A slam of the door and I’m left to collect my thoughts. I feel like throwing a tantrum. I mull over staying here like Xerxes’ queen. Who are they, anyway? Just strangers who happen to live nearby. Strangers whom I only see in church. Strangers who matter to Mama, but never to me. I don’t have to face them. But, then, I remember Clara, all alone downstairs, skinned alive by accusing stares, waiting for my birthday speech.
Why can’t I have friends on my own birthday?
Are you sticking with that?
We’re just friends.
r /> Just friends.
Back downstairs, I compose myself to give smiles and embraces. Mama forces me in front of the crowd for my little speech. I stand up on a little riser that Dada fashioned from a little wooden crate. Clara is in the back of the room, near the door, an easy exit if she wished to.

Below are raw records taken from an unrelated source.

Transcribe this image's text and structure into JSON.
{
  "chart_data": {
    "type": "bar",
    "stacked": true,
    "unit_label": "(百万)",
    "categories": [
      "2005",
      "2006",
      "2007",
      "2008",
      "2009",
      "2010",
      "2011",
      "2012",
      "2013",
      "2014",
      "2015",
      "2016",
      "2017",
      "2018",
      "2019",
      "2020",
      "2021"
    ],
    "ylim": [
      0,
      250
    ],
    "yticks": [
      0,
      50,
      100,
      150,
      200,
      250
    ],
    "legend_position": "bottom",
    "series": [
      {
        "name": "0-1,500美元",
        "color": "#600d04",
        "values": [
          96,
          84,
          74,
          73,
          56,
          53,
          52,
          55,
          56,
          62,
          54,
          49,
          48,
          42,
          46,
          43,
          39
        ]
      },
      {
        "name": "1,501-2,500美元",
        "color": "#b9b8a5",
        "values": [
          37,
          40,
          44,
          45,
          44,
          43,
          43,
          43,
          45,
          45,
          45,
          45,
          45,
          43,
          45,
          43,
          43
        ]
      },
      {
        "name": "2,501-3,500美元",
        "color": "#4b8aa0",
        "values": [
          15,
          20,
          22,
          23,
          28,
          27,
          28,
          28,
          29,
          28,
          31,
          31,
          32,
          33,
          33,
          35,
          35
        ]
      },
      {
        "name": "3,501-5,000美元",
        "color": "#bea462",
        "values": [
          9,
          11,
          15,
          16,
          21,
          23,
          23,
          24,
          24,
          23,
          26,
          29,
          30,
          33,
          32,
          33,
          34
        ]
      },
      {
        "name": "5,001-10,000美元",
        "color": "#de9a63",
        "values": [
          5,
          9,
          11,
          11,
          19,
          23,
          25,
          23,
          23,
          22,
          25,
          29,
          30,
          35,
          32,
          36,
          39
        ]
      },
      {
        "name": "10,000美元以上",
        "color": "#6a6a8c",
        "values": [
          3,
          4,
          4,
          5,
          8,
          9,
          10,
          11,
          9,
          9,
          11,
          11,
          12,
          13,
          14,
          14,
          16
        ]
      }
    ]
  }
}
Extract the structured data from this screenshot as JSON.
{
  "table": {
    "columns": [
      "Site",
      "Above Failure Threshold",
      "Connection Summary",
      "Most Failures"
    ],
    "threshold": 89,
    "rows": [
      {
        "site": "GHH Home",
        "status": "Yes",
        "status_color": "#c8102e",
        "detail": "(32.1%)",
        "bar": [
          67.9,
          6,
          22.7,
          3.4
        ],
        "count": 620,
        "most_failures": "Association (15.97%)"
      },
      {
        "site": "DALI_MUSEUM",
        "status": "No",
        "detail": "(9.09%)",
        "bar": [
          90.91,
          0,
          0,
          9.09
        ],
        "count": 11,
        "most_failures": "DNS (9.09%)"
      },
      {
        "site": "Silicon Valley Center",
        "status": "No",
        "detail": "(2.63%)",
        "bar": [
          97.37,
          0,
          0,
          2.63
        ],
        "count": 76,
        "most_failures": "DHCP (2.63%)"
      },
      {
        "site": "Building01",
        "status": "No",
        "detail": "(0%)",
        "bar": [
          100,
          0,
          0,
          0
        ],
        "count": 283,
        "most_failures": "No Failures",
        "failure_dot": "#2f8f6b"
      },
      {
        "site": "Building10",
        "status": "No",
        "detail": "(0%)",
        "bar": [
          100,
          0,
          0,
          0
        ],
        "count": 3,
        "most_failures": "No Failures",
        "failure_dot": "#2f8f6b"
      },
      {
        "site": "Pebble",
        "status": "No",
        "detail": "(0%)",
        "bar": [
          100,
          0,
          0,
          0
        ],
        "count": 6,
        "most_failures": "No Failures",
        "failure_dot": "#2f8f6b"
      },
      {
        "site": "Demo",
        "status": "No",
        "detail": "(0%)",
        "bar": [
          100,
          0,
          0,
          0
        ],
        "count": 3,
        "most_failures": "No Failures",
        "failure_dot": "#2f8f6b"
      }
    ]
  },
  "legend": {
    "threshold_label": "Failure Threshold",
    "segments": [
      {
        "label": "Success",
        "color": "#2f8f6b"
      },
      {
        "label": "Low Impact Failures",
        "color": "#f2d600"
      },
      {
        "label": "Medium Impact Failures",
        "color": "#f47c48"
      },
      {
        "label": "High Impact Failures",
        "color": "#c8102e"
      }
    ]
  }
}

“I am fortunate to have all of you here. It’s a holiday, I know. You could be anywhere, but you chose to spend it with me, with us. And, it’s always great to be surrounded by the people you love.” I find Clara standing in the back, raising her glass to me. “I want to thank Mama and Dada for bringing me into this world. And, I want to thank my friend—”
“Okay, honey. We don’t need to put them to sleep just yet because I still have exciting news to share with you all.”, Mama interrupts. She gently removes me from the front and whisks me away to the side, even giving me a little motherly kiss on the cheek. Her mood changes to deliver the news of Mrs. Bautista’s misfortune. A little bit confused and humiliated, I walk to the back of the room to join Clara.
“As all of you may know, our dear Mrs. Remedios Bautista has suffered a massive stroke. I’m sure she wanted to be here tonight to announce the good news about our evangelical mission.”
Behind those pursed lips is a heart leaping for joy. Her dream has finally come true. She has stolen the throne from dear old Mrs. Bautista. She’s won the presidency, her life’s Holy Grail.
“This year, thanks to your efforts, whether in service or in monetary aid, we will be able to send missionaries to our brothers and sisters in Marinduque. We won’t just be spreading the Good Word of the Lord. But, we will also have a medical mission for the children. We will help them build a church. We will teach them how to make sustainable livelihood in their community. Is that a round of applause I hear?”
The guests ramp up their cheap applause, which is music to Mama’s ears. “While it is with a heavy heart that I assume Mrs. Bautista’s duties as president of Moms Standing Up For Christ, I believe with my whole heart that I can bring this summer mission to success, praise be the Lord. Brothers and sisters, may I ask you to raise your arms and pray for my strength of body and mind.”